Geek tales
Dec. 4th, 2007 08:40 amIt was 1996 when CompuServe bought the company at which I was working, Spry, and turned us into The CompuServe Internet Division. The idea was that this Internet Thing was becoming important and might someday be as important as CompuServe's own network, and so CompuServe decided that they needed some expertise and that we had it. They wanted our advice.
CompuServe at the time had phone banks scattered in closets throughout the country that their customers used to access the central repository in Columbus, Ohio. While CompuServe did not like the Internet, they did like TCP/IP and so over that summer they moved their network to a hybrid system that would support their old protocols at the network level while also supporting IP. One of the services they used was something called RADIUS[?] (Remote Authentication Dial In User Service), which allowed all their phone banks to do lightweight authentication of customer accounts when they dialed in.
CompuServe had reluctantly allowed Spry's 30,000 or so customers to keep their Spry accounts rather than force them to move over to the CompuServe Information Service. CompuServe at the time had ten times as many customers. Spry was ordered to use a specific RADIUS server by a specific vendor, connected to an Oracle database.
My development partner, Brad, and I worked hours trying to get this beast to work. First of all, it was an NT product that had been "ported" to Solaris (Spry's OS of choice). It leaked like a sieve, eventually crashing. It had to run as root so it would crash the whole server, not just its own process. Its communication with Oracle was flaky at best.

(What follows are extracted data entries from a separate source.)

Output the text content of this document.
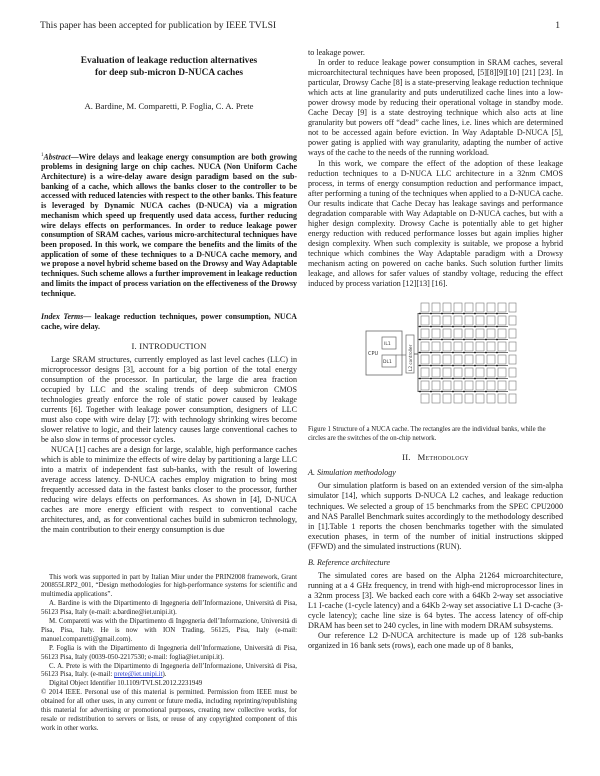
This paper has been accepted for publication by IEEE TVLSI	1
Evaluation of leakage reduction alternatives
for deep sub-micron D-NUCA caches
A. Bardine, M. Comparetti, P. Foglia, C. A. Prete

$^1$Abstract—Wire delays and leakage energy consumption are both growing problems in designing large on chip caches. NUCA (Non Uniform Cache Architecture) is a wire-delay aware design paradigm based on the sub-banking of a cache, which allows the banks closer to the controller to be accessed with reduced latencies with respect to the other banks. This feature is leveraged by Dynamic NUCA caches (D-NUCA) via a migration mechanism which speed up frequently used data access, further reducing wire delays effects on performances. In order to reduce leakage power consumption of SRAM caches, various micro-architectural techniques have been proposed. In this work, we compare the benefits and the limits of the application of some of these techniques to a D-NUCA cache memory, and we propose a novel hybrid scheme based on the Drowsy and Way Adaptable techniques. Such scheme allows a further improvement in leakage reduction and limits the impact of process variation on the effectiveness of the Drowsy technique.

Index Terms— leakage reduction techniques, power consumption, NUCA cache, wire delay.

I. INTRODUCTION

Large SRAM structures, currently employed as last level caches (LLC) in microprocessor designs [3], account for a big portion of the total energy consumption of the processor. In particular, the large die area fraction occupied by LLC and the scaling trends of deep submicron CMOS technologies greatly enforce the role of static power caused by leakage currents [6]. Together with leakage power consumption, designers of LLC must also cope with wire delay [7]: with technology shrinking wires become slower relative to logic, and their latency causes large conventional caches to be also slow in terms of processor cycles.

NUCA [1] caches are a design for large, scalable, high performance caches which is able to minimize the effects of wire delay by partitioning a large LLC into a matrix of independent fast sub-banks, with the result of lowering average access latency. D-NUCA caches employ migration to bring most frequently accessed data in the fastest banks closer to the processor, further reducing wire delays effects on performances. As shown in [4], D-NUCA caches are more energy efficient with respect to conventional cache architectures, and, as for conventional caches build in submicron technology, the main contribution to their energy consumption is due

This work was supported in part by Italian Miur under the PRIN2008 framework, Grant 200855LRP2_001, “Design methodologies for high-performance systems for scientific and multimedia applications”.

A. Bardine is with the Dipartimento di Ingegneria dell’Informazione, Università di Pisa, 56123 Pisa, Italy (e-mail: a.bardine@iet.unipi.it).

M. Comparetti was with the Dipartimento di Ingegneria dell’Informazione, Università di Pisa, Pisa, Italy. He is now with ION Trading, 56125, Pisa, Italy (e-mail: manuel.comparetti@gmail.com).

P. Foglia is with the Dipartimento di Ingegneria dell’Informazione, Università di Pisa, 56123 Pisa, Italy (0039-050-2217530; e-mail: foglia@iet.unipi.it).

C. A. Prete is with the Dipartimento di Ingegneria dell’Informazione, Università di Pisa, 56123 Pisa, Italy. (e-mail: prete@iet.unipi.it).

Digital Object Identifier 10.1109/TVLSI.2012.2231949

© 2014 IEEE. Personal use of this material is permitted. Permission from IEEE must be obtained for all other uses, in any current or future media, including reprinting/republishing this material for advertising or promotional purposes, creating new collective works, for resale or redistribution to servers or lists, or reuse of any copyrighted component of this work in other works.

to leakage power.

In order to reduce leakage power consumption in SRAM caches, several microarchitectural techniques have been proposed, [5][8][9][10] [21] [23]. In particular, Drowsy Cache [8] is a state-preserving leakage reduction technique which acts at line granularity and puts underutilized cache lines into a low-power drowsy mode by reducing their operational voltage in standby mode. Cache Decay [9] is a state destroying technique which also acts at line granularity but powers off “dead” cache lines, i.e. lines which are determined not to be accessed again before eviction. In Way Adaptable D-NUCA [5], power gating is applied with way granularity, adapting the number of active ways of the cache to the needs of the running workload.

In this work, we compare the effect of the adoption of these leakage reduction techniques to a D-NUCA LLC architecture in a 32nm CMOS process, in terms of energy consumption reduction and performance impact, after performing a tuning of the techniques when applied to a D-NUCA cache. Our results indicate that Cache Decay has leakage savings and performance degradation comparable with Way Adaptable on D-NUCA caches, but with a higher design complexity. Drowsy Cache is potentially able to get higher energy reduction with reduced performance losses but again implies higher design complexity. When such complexity is suitable, we propose a hybrid technique which combines the Way Adaptable paradigm with a Drowsy mechanism acting on powered on cache banks. Such solution further limits leakage, and allows for safer values of standby voltage, reducing the effect induced by process variation [12][13] [16].

CPU
IL1
DL1	L2 controller

Figure 1 Structure of a NUCA cache. The rectangles are the individual banks, while the circles are the switches of the on-chip network.

II. Methodology
A. Simulation methodology

Our simulation platform is based on an extended version of the sim-alpha simulator [14], which supports D-NUCA L2 caches, and leakage reduction techniques. We selected a group of 15 benchmarks from the SPEC CPU2000 and NAS Parallel Benchmark suites accordingly to the methodology described in [1].Table 1 reports the chosen benchmarks together with the simulated execution phases, in term of the number of initial instructions skipped (FFWD) and the simulated instructions (RUN).

B. Reference architecture

The simulated cores are based on the Alpha 21264 microarchitecture, running at a 4 GHz frequency, in trend with high-end microprocessor lines in a 32nm process [3]. We backed each core with a 64Kb 2-way set associative L1 I-cache (1-cycle latency) and a 64Kb 2-way set associative L1 D-cache (3-cycle latency); cache line size is 64 bytes. The access latency of off-chip DRAM has been set to 240 cycles, in line with modern DRAM subsystems.

Our reference L2 D-NUCA architecture is made up of 128 sub-banks organized in 16 bank sets (rows), each one made up of 8 banks,
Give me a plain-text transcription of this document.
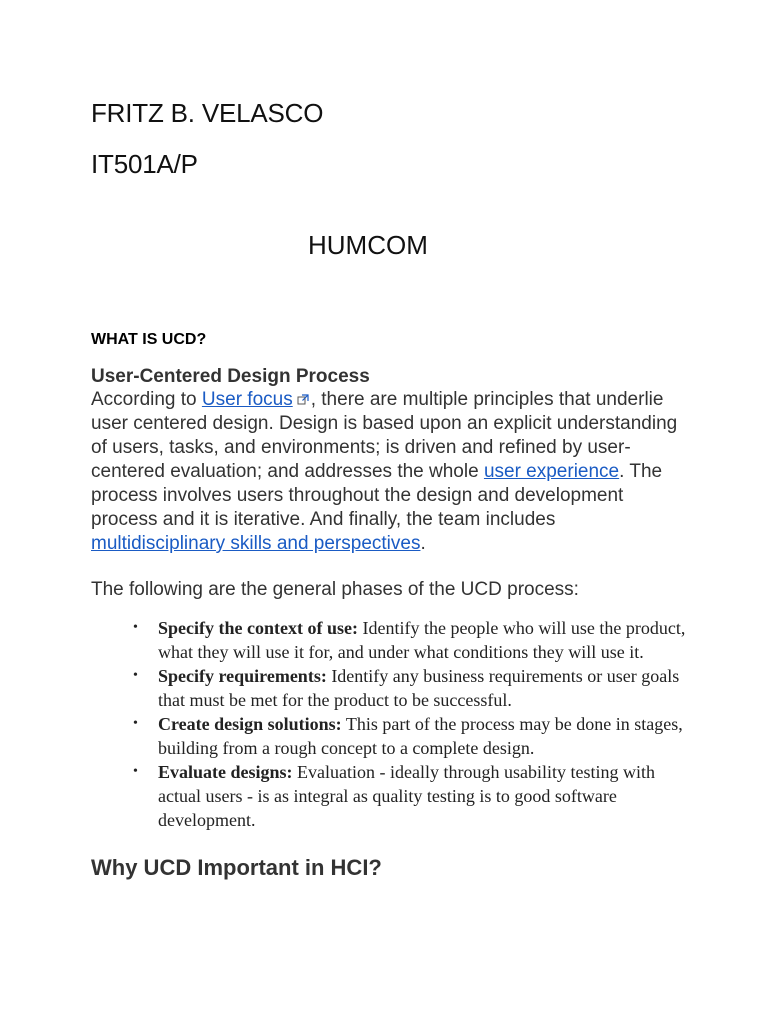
FRITZ B. VELASCO
IT501A/P
HUMCOM
WHAT IS UCD?
User-Centered Design Process

According to User focus , there are multiple principles that underlie user centered design. Design is based upon an explicit understanding of users, tasks, and environments; is driven and refined by user-centered evaluation; and addresses the whole user experience. The process involves users throughout the design and development process and it is iterative. And finally, the team includes multidisciplinary skills and perspectives.

The following are the general phases of the UCD process:

• Specify the context of use: Identify the people who will use the product, what they will use it for, and under what conditions they will use it.
• Specify requirements: Identify any business requirements or user goals that must be met for the product to be successful.
• Create design solutions: This part of the process may be done in stages, building from a rough concept to a complete design.
• Evaluate designs: Evaluation - ideally through usability testing with actual users - is as integral as quality testing is to good software development.
Why UCD Important in HCI?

We had a conference with the vendor. He said, "Yeah, we know about the leak. We're not going to fix it, the Solaris product isn't a great seller. Look, just reboot the server every night. That's what the NT people do." Brad and I were aghast. "Oh, and the communications with Oracle isn't good either. Our people aren't as familiar with Solaris as they are with NT. Use the Solaris ODBC drivers from Oracle."
Under orders from bosses three layers up, we agreed to go with a restart regimen for the servers. Then we actually saw the post-evaluation bill for the ODBC drivers: $30,000 each. And we needed two: one for the primary, one for the failover.
After five weeks of this, Brad and I had had enough. We both went in one Saturday to fix the problem dead. We downloaded the reference implementation of RADIUS, a GPL'd solution. I wrote a bog-stupid forking server to watch a delivery queue and feed the requests to the Oracle database, and then take Oracle's responses and drop them into another delivery queue. Brad wrote a new back-end for the RADIUS reference server that would use my delivery queues, unpacking authentication requests from the outside world and packing up the responses. Back then, Brad was better at building robust servers, and I was a better Oracle guru.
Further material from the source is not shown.